Singulier pays de Cocagne poétique, le domaine public est un palace édénique qui s’accroît chaque année de quelques spectres considérables, fantômes rajeunis qui trouvent là une nouvelle jeunesse, une autre verdeur. Dès l’entrée, on se précipite pour les rééditer, on les retraduit à la chaîne, il n’est éloge que d’eux et tout un chacun peut s’inviter sans prévenir pour dégarnir à volonté le buffet. Thomas Mann (1875-1955) vient d’y débarquer avec ses demi-dieux grecs et ses bourgeois cossus, Teilhard de Chardin (1881-1955) y dira sous peu sa messe cosmique, mais la fonction d’oncle d’Amérique revient, Nord et Sud, à l’ambassadeur Paul Claudel (1868-1955), dont la colossale mappemonde encombre la réception, les malles-cabines débordent de l’ascenseur et la ménagerie intérieure occupe le restaurant, vorace et véhémente. Tout Claudel à cueillir sur l’arbre.

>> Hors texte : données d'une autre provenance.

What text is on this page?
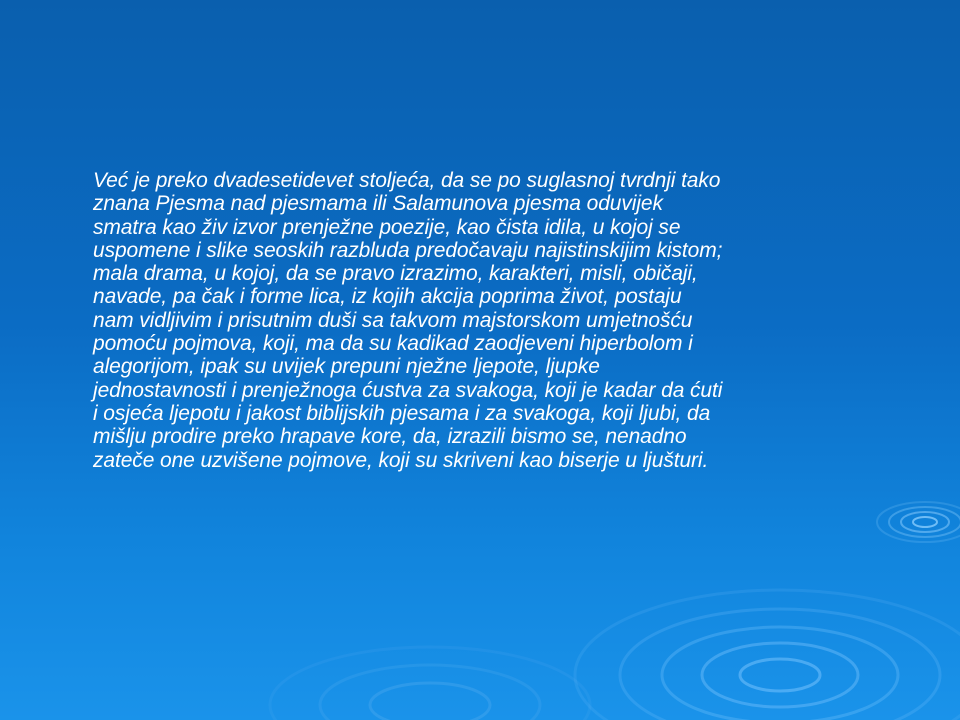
Već je preko dvadesetidevet stoljeća, da se po suglasnoj tvrdnji tako
znana Pjesma nad pjesmama ili Salamunova pjesma oduvijek
smatra kao živ izvor prenježne poezije, kao čista idila, u kojoj se
uspomene i slike seoskih razbluda predočavaju najistinskijim kistom;
mala drama, u kojoj, da se pravo izrazimo, karakteri, misli, običaji,
navade, pa čak i forme lica, iz kojih akcija poprima život, postaju
nam vidljivim i prisutnim duši sa takvom majstorskom umjetnošću
pomoću pojmova, koji, ma da su kadikad zaodjeveni hiperbolom i
alegorijom, ipak su uvijek prepuni nježne ljepote, ljupke
jednostavnosti i prenježnoga ćustva za svakoga, koji je kadar da ćuti
i osjeća ljepotu i jakost biblijskih pjesama i za svakoga, koji ljubi, da
mišlju prodire preko hrapave kore, da, izrazili bismo se, nenadno
zateče one uzvišene pojmove, koji su skriveni kao biserje u ljušturi.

Moment élu pour renouer avec ce qui fut, pendant vingt-cinq ans, tout à la fois sa planète, son véhicule et sa tente à oxygène : la Bible. Pendant un quart de siècle, entre 1929, date à laquelle il a tout rendu à César et gavé enfin, à grand renfort de poèmes et de pièces théâtrales, sa fauverie lyrique, et sa mort, Claudel se transporta sur la planète Bible, vécut chaque seconde à bord de sa Bible, la Bible latine, la Vulgate de Saint-Jérôme, dont il opérait, verset après verset, la scrutation savoureuse et une mastication patiente pour en exprimer le jus salvifique. Retraité du Quai Conti, l’œuvre faite, il est libre comme l’air de se livrer à une exégèse à l’état sauvage, de jazzer les deux Testaments, dont il donne une vision orante et funambulesque, mettant en scène ses extases et ses errances, ses éblouissements et ses pérégrinations textuelles.